El problema de fondo: la maldición del early adopter
El concepto es simple: si adquiriste Bitcoin en los primeros años sin pasar por un exchange con KYC, y lo mantuviste en una wallet fría sin declarar, Hacienda puede exigirte no solo el impuesto sobre las plusvalías (hasta el 28% si se asume coste cero), sino también el impuesto de patrimonio de los últimos cuatro años. Además, cualquier movimiento grande de cripto a fiat activa los protocolos antilavado de bancos y exchanges. La Agencia Tributaria tiene herramientas de chain analysis que permiten rastrear transacciones hasta el primer satoshi, aunque no hubiera KYC. Declarar una wallet con muchos años de antigüedad puede implicar justificar el origen del dinero con el que se compró, y si no se puede, Hacienda considera esas ganancias como no justificadas, tributando al tipo marginal del IRPF.
Estrategias para salir del atolladero
En el debate se han barajado varias vías. Una es la reubicación fiscal: cambiar la residencia a países con tributación favorable para cripto, como Suiza (Cantón Ticino) o Alemania (donde las plusvalías de cripto están exentas tras un año de tenencia). Otra opción es acudir a firmas de inversión en Andorra, Luxemburgo o Letonia que actúan como intermediarias: realizan un proceso de compliance, convierten el BTC a fiat y emiten un documento genérico sobre el origen de los fondos. Una vez bancarizado, el dinero se puede mover sin levantar sospechas. También se menciona la posibilidad de préstamos con colateral en BTC (como los que ofrece Morabanc en Andorra), que evitan la venta directa y, por tanto, el hecho imponible.

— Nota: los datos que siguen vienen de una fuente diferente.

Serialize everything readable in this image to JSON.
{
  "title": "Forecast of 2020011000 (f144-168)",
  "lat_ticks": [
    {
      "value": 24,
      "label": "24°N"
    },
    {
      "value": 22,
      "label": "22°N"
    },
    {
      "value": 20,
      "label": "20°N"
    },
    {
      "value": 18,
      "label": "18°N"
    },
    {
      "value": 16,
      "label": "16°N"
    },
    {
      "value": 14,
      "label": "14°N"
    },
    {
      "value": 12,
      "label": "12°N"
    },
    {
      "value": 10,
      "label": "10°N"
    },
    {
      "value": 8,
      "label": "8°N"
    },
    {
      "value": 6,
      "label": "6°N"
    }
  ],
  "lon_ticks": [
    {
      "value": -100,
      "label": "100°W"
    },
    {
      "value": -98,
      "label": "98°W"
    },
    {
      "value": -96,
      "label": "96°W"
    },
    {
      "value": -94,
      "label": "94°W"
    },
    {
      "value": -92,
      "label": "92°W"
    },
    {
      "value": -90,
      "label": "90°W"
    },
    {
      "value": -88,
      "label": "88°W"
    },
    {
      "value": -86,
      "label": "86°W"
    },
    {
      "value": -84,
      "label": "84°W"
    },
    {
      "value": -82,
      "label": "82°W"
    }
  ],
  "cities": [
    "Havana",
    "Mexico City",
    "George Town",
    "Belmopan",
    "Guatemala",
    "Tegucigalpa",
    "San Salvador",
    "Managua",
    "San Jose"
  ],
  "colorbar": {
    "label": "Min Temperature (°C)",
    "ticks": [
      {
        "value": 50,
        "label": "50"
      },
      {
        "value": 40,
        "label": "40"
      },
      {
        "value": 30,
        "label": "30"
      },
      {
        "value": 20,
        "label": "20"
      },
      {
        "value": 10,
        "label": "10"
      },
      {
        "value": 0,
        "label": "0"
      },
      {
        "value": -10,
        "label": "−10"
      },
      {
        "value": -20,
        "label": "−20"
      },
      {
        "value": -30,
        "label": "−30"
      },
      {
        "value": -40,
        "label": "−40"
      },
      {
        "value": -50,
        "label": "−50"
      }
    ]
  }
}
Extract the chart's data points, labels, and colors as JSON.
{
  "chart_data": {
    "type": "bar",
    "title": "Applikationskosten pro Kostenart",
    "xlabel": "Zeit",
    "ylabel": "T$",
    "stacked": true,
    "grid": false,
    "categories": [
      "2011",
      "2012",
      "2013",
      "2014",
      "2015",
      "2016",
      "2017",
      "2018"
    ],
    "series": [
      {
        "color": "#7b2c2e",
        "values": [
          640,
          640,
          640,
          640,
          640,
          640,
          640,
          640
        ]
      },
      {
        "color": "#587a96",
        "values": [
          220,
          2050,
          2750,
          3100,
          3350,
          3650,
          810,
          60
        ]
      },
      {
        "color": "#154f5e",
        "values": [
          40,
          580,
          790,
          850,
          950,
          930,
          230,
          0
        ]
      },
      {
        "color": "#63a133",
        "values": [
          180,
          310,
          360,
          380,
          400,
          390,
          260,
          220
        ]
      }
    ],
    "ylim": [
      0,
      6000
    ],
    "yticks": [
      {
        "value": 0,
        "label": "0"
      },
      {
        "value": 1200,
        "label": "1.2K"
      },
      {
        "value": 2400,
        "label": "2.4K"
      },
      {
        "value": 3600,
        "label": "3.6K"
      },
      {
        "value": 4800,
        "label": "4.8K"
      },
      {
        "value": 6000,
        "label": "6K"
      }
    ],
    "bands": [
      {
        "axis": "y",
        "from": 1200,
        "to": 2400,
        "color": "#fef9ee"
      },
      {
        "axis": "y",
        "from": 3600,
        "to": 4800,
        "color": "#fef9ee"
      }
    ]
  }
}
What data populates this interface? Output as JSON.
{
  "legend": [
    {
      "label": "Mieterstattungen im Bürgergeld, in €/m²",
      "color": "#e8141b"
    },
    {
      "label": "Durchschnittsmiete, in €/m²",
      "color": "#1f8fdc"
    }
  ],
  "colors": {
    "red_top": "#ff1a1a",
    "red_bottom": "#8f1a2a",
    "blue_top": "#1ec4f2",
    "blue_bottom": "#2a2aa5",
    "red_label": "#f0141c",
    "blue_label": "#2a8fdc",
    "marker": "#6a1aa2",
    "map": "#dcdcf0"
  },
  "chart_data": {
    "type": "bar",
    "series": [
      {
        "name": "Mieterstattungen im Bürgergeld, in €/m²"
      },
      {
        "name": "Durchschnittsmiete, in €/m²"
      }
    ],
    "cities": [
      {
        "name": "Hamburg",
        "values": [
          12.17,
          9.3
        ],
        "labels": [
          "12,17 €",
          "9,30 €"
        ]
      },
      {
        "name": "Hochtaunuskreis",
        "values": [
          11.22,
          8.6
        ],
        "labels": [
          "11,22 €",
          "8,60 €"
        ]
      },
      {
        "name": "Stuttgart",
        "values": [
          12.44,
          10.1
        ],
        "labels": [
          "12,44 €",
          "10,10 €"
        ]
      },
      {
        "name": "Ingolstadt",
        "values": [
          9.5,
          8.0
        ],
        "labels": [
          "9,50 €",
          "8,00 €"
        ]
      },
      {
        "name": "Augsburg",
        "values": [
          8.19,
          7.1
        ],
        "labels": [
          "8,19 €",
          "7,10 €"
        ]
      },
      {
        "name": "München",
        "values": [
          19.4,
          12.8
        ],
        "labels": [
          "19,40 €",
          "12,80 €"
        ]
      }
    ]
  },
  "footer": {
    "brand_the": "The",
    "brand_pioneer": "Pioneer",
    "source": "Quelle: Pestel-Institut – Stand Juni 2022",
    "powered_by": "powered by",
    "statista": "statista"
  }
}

El riesgo de no hacer nada
Ignorar el problema no es gratis. Las sanciones por no declarar pueden ser elevadas: desde multas hasta la imputación por blanqueo de capitales si se superan ciertos umbrales (120.000 euros de impuesto no pagado). La prescripción administrativa es de cuatro años, pero la penal por blanqueo se extiende a diez. La blockchain es transparente e inmutable: lo que no se declaró ayer puede salir a la luz mañana con una inspección.
Un caso real: la regularización sin multa
A mediados de febrero de 2023, se conoció el caso de un contribuyente que, tras ser requerido por Hacienda, presentó toda la documentación solicitada y logró cerrar el proceso sin multa. Según su testimonio, «todavía no tienen ni idea de cómo funcionan muchas cosas». Esto sugiere que, aunque el marco legal es agresivo, la Administración aún carece de los medios para perseguir todas las operaciones complejas. Sin embargo, no es una garantía.
La disyuntiva sigue abierta: ¿merece la pena intentar esquivar al fisco o es mejor regularizar cuanto antes, asumiendo el mordisco fiscal? La decisión divide a los poseedores de cripto, y cada uno debe sopesar su propio perfil de riesgo.